Introduction

A physicist who wants to get a rough estimate of the acoustics of a concert hall just claps his hands and listens to the echoes. With this simple experiment he can obtain valuable information from the acoustic answer of the hall (at least if his ears are well trained). In more technical terms, one perturbs an unknown system with a very short pulse that in the ideal case would be a delta-function describing a perturbation of infintesimal short duration. Regardless of its specific nature, external perturbations belong to the most important methods for analyzing unknown systems. In this context, the perturbation by a short pulse is only one example for enforcing a characteristic answer. Other approaches include periodic perturbations where systematic variations of amplitude and frequency open ample possibilities to interrogate the system.

Although external perturbations have long proven to be a valuable tool for science and engineering, many experiments on novel systems studied in young emerging fields of science are dedicated to pure observation as a starting point.
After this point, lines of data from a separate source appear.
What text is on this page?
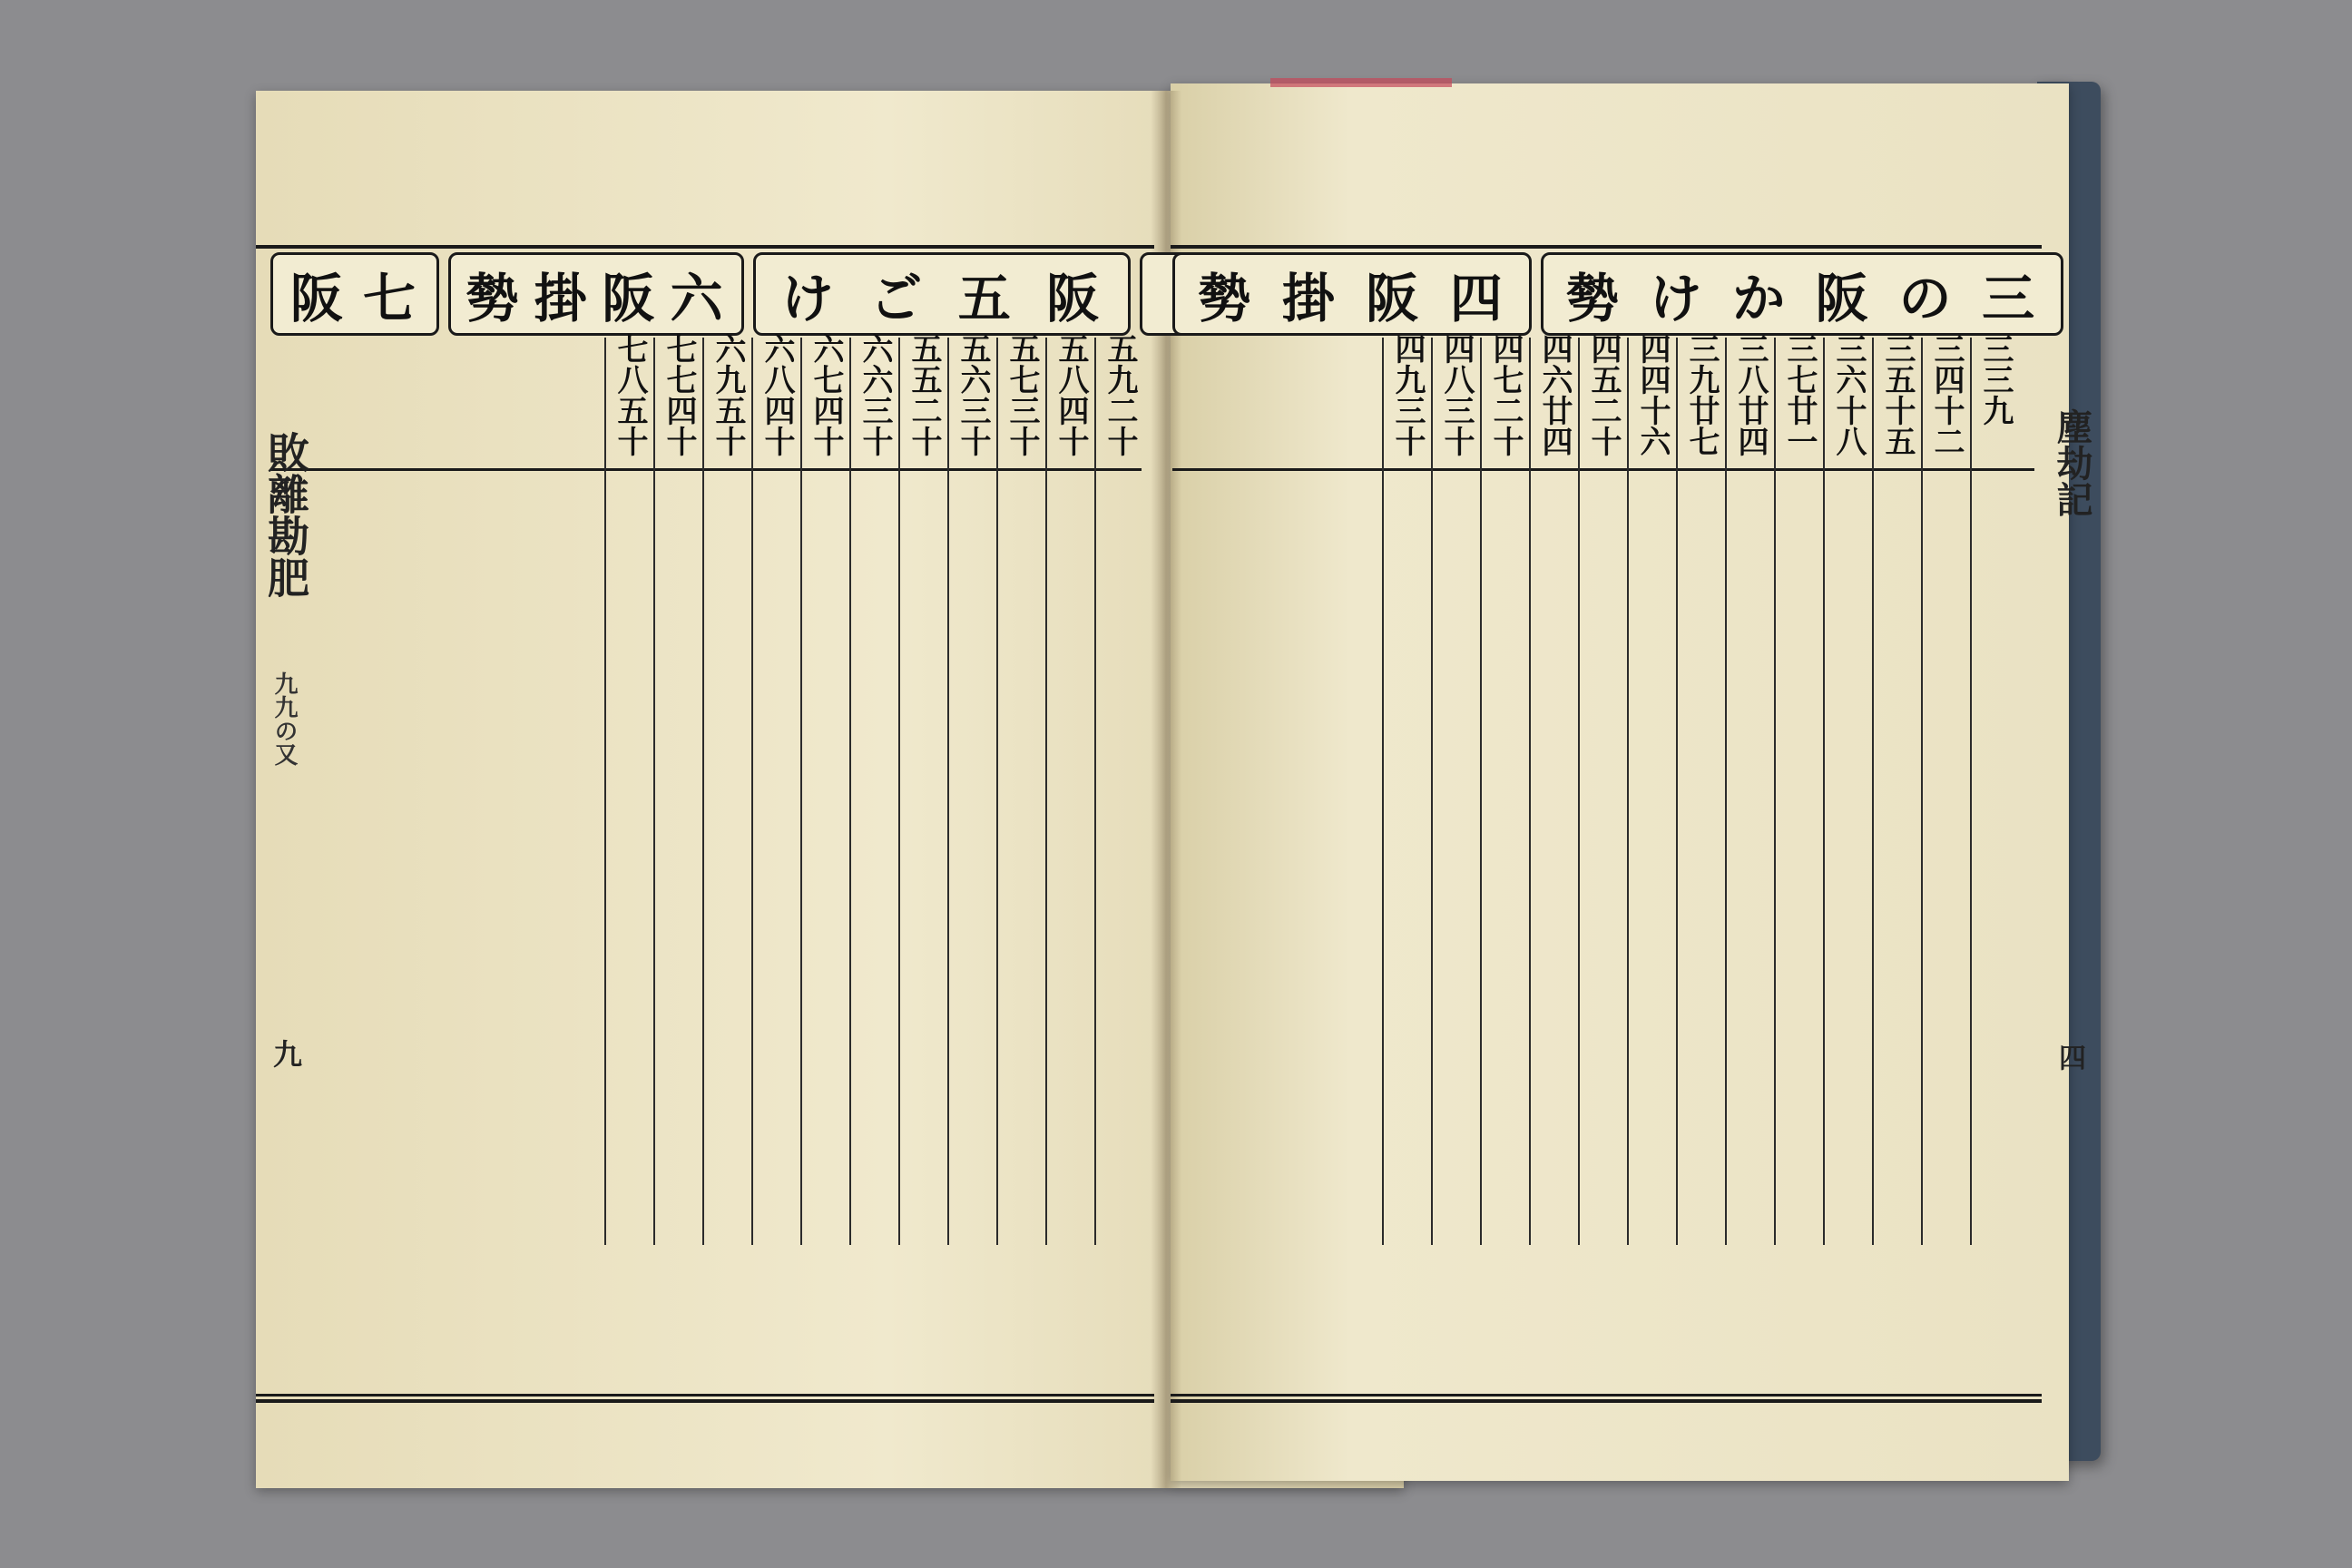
阪 七 勢 掛 阪 六 け ご 五 阪 勢 掛 阪 四 勢 け か 阪 の 三
五九二十
五八四十
五七三十
五六三十
五五二十
六六三十
六七四十
六八四十
六九五十
七七四十
七八五十
三三九
三四十二
三五十五
三六十八
三七廿一
三八廿四
三九廿七
四四十六
四五二十
四六廿四
四七二十
四八三十
四九三十
敗離勘肥
九九の又
九
塵劫記
四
Investigations on spatial pattern formation in chemical and biological systems are an excellent example for this characteristic development of a young branch of experimental science (Field and Burger, 1985). Most of the current research activities in this field were triggered by the early work of Zhabotinsky and Winfree, who reported the observation of chemical waves in a reaction system that today is known as the Belousov-Zhabotinsky (BZ) reaction (Zaikin and Zhabotinsky, 1970; Winfree, 1972).